HILARY SWANK: I'm using what you're holding. I'm using a recorder because I am not fast at writing, especially nowadays when we've lost that talent. So there might be beats that I'd write little things down but it probably be, "At minute 1:30, there's an important thing, go back to it."
How are you dressed? Are you wearing a fedora hat emblazoned with the word "scoop"?
And my little pipe! I would say kind of like Eileen Fitzgerald. She's a hip Brooklynite. Comfortable but professional enough to look like you belong there.
What's your relationship with your editor like? Are you two best friends? Are you scrapping hard, but there's mutual respect? Or are you just always at each other's throats?
What I love so far about old-school journalism, from where Eileen came from, which I can really relate to is the idea of being able to have a healthy debate and to have a difference of opinion and still respect each other in the end. I think that's what's missing a lot in the world, so that would be the relationship I would want with my editor.
How do you feel about deadlines? Meeting them or missing them?
It depends on when it's going to print. If I'm being told that it has to be done at this time, but I know I have an extra day, I might fudge a little and be a little late.
When are you asking the tough question — the beginning of the interview, the middle, or the end?
I think I'd slip it in somewhere when it's unexpected. Case by case.
What quality of yours would make you a good journalist?
From where I have come from, it makes it so that I can hang out with anyone. I'm like a T-shirt. T-shirts go with anybody.
And which quality of yours would make you a terrible journalist?
I get really angered by liars, so I would have to find a way to kind of squash that anger and not just bite really fast.
Is reading it on Wikipedia "close enough"?
No, not even! I think anybody can go on and change Wikipedia.
You've got to be well-sourced to get the information you need. What story would you be uniquely suited to break?
A story on rescue animals. [Swank is a staunch animal advocate.] The truth is there's something like 5 million homeless animals that need to be rescued every single year in the United States alone and half of them get put to death because we don't get the word out enough.
Are you a grizzled print journalist with ink stains on your hands? Or are you more of a digital journalist active across all socials?
Look, I'm not bad-mouthing TikTok or Instagram, but I think that the fast news is just as bad as fast fashion, so I think you need to get the depth of it to really get an understanding. If there's something that intriguing or of interest to you, dig into it.

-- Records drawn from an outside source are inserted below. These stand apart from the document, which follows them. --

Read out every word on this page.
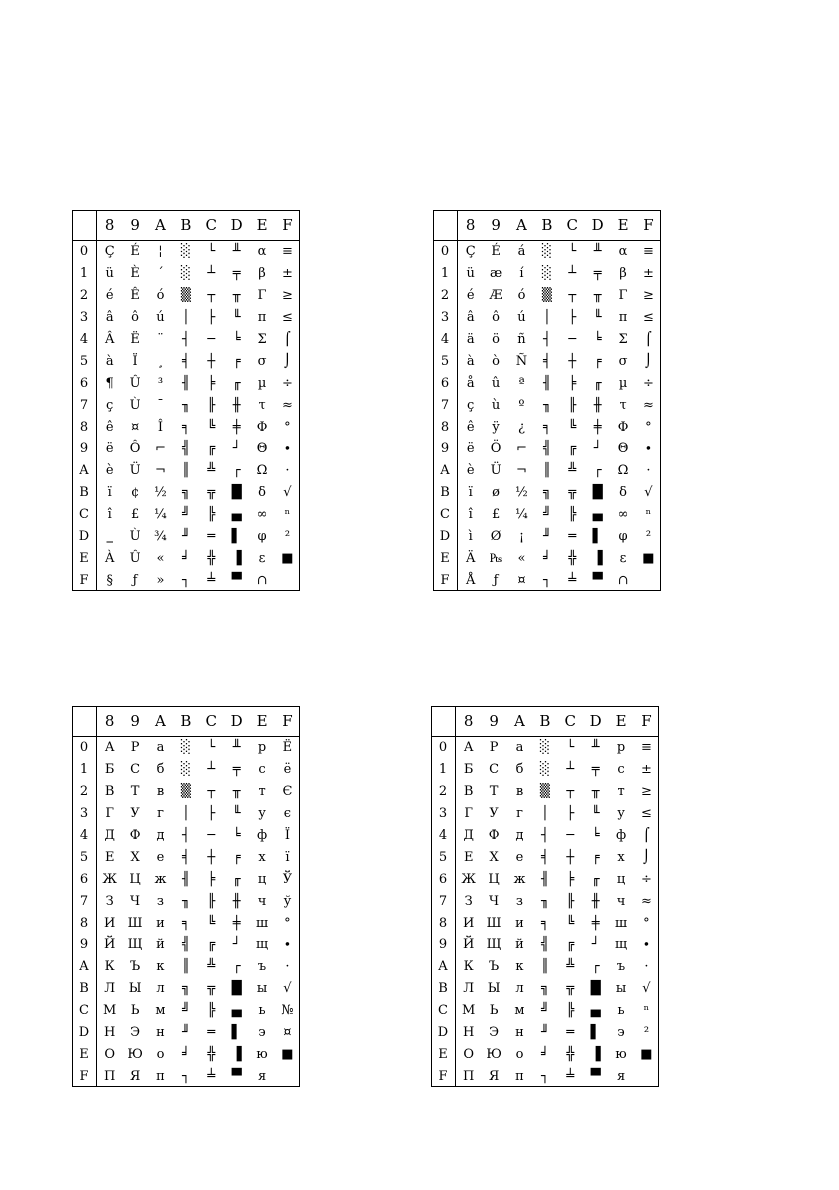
	8	9	A	B	C	D	E	F
0	Ç	É	¦	░	└	╨	α	≡
1	ü	È	´	░	┴	╤	β	±
2	é	Ê	ó	▒	┬	╥	Γ	≥
3	â	ô	ú	│	├	╙	π	≤
4	Â	Ë	¨	┤	─	╘	Σ	⌠
5	à	Ï	¸	╡	┼	╒	σ	⌡
6	¶	Û	³	╢	╞	╓	µ	÷
7	ç	Ù	¯	╖	╟	╫	τ	≈
8	ê	¤	Î	╕	╚	╪	Φ	°
9	ë	Ô	⌐	╣	╔	┘	Θ	∙
A	è	Ü	¬	║	╩	┌	Ω	·
B	ï	¢	½	╗	╦	█	δ	√
C	î	£	¼	╝	╠	▄	∞	ⁿ
D	‗	Ù	¾	╜	═	▌	φ	²
E	À	Û	«	╛	╬	▐	ε	■
F	§	ƒ	»	┐	╧	▀	∩	
	8	9	A	B	C	D	E	F
0	Ç	É	á	░	└	╨	α	≡
1	ü	æ	í	░	┴	╤	β	±
2	é	Æ	ó	▒	┬	╥	Γ	≥
3	â	ô	ú	│	├	╙	π	≤
4	ä	ö	ñ	┤	─	╘	Σ	⌠
5	à	ò	Ñ	╡	┼	╒	σ	⌡
6	å	û	ª	╢	╞	╓	µ	÷
7	ç	ù	º	╖	╟	╫	τ	≈
8	ê	ÿ	¿	╕	╚	╪	Φ	°
9	ë	Ö	⌐	╣	╔	┘	Θ	∙
A	è	Ü	¬	║	╩	┌	Ω	·
B	ï	ø	½	╗	╦	█	δ	√
C	î	£	¼	╝	╠	▄	∞	ⁿ
D	ì	Ø	¡	╜	═	▌	φ	²
E	Ä	₧	«	╛	╬	▐	ε	■
F	Å	ƒ	¤	┐	╧	▀	∩	
	8	9	A	B	C	D	E	F
0	А	Р	а	░	└	╨	р	Ё
1	Б	С	б	░	┴	╤	с	ё
2	В	Т	в	▒	┬	╥	т	Є
3	Г	У	г	│	├	╙	у	є
4	Д	Ф	д	┤	─	╘	ф	Ї
5	Е	Х	е	╡	┼	╒	х	ї
6	Ж	Ц	ж	╢	╞	╓	ц	Ў
7	З	Ч	з	╖	╟	╫	ч	ў
8	И	Ш	и	╕	╚	╪	ш	°
9	Й	Щ	й	╣	╔	┘	щ	∙
A	К	Ъ	к	║	╩	┌	ъ	·
B	Л	Ы	л	╗	╦	█	ы	√
C	М	Ь	м	╝	╠	▄	ь	№
D	Н	Э	н	╜	═	▌	э	¤
E	О	Ю	о	╛	╬	▐	ю	■
F	П	Я	п	┐	╧	▀	я	
	8	9	A	B	C	D	E	F
0	А	Р	а	░	└	╨	р	≡
1	Б	С	б	░	┴	╤	с	±
2	В	Т	в	▒	┬	╥	т	≥
3	Г	У	г	│	├	╙	у	≤
4	Д	Ф	д	┤	─	╘	ф	⌠
5	Е	Х	е	╡	┼	╒	х	⌡
6	Ж	Ц	ж	╢	╞	╓	ц	÷
7	З	Ч	з	╖	╟	╫	ч	≈
8	И	Ш	и	╕	╚	╪	ш	°
9	Й	Щ	й	╣	╔	┘	щ	∙
A	К	Ъ	к	║	╩	┌	ъ	·
B	Л	Ы	л	╗	╦	█	ы	√
C	М	Ь	м	╝	╠	▄	ь	ⁿ
D	Н	Э	н	╜	═	▌	э	²
E	О	Ю	о	╛	╬	▐	ю	■
F	П	Я	п	┐	╧	▀	я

Let's move on to the quiz part of the interview. If I were to write the phrase "two-time Oscar winner Hilary Swank," where would the hyphens go?

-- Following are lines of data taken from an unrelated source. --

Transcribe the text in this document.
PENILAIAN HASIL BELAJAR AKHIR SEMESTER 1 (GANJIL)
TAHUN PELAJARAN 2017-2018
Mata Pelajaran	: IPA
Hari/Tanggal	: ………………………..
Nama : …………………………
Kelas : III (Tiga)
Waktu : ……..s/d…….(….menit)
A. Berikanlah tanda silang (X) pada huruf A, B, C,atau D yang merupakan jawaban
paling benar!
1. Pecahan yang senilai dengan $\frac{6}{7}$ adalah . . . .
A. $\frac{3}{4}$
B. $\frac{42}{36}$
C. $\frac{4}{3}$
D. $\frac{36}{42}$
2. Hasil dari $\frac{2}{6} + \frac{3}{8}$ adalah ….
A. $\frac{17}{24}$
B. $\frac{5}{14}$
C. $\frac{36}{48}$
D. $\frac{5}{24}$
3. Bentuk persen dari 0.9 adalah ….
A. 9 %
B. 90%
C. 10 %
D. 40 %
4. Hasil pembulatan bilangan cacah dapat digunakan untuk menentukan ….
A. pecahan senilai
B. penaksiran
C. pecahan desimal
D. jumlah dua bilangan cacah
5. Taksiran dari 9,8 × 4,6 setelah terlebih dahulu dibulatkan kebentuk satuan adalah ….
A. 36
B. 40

Yes! Do you think there's also hyphen between Oscar and winner?
No. You tried to trick me!
Correct! Which is grammatically accurate: "The editor called Hilary and me into her office" or "The editor called Hilary and I into her office"?
Correct! What is "the nut graph"?
I have no idea.
What does it sound like it might be?
It sounds like the nutty people go on a graph board on your Excel sheet.
It's the paragraph that sets the table and the stakes, where you explain what the story's about.
Did you know that or did you have to look that up?
We use it all the time here. The Watergate scandal and the Pentagon Papers were stories broken by The Washington Post and The New York Times. Which newspaper published which story?
Washington Post was Watergate.
Yes! If a tabloid wrote something willfully inaccurate about you, would you be suing them for libel or for slander?
Slander. [Self buzzes as if on a game show, to indicate a wrong answer]
It is libel. What does "not for attribution" mean?
Not for money? Sounds good. [Laughs] I know that's "not for contribution." I just didn't know what "not for attribution" was. I think I got 40 percent right.
On the grammar part, though, you're at 100 percent.
Well, thank God! Not bad for a high school dropout.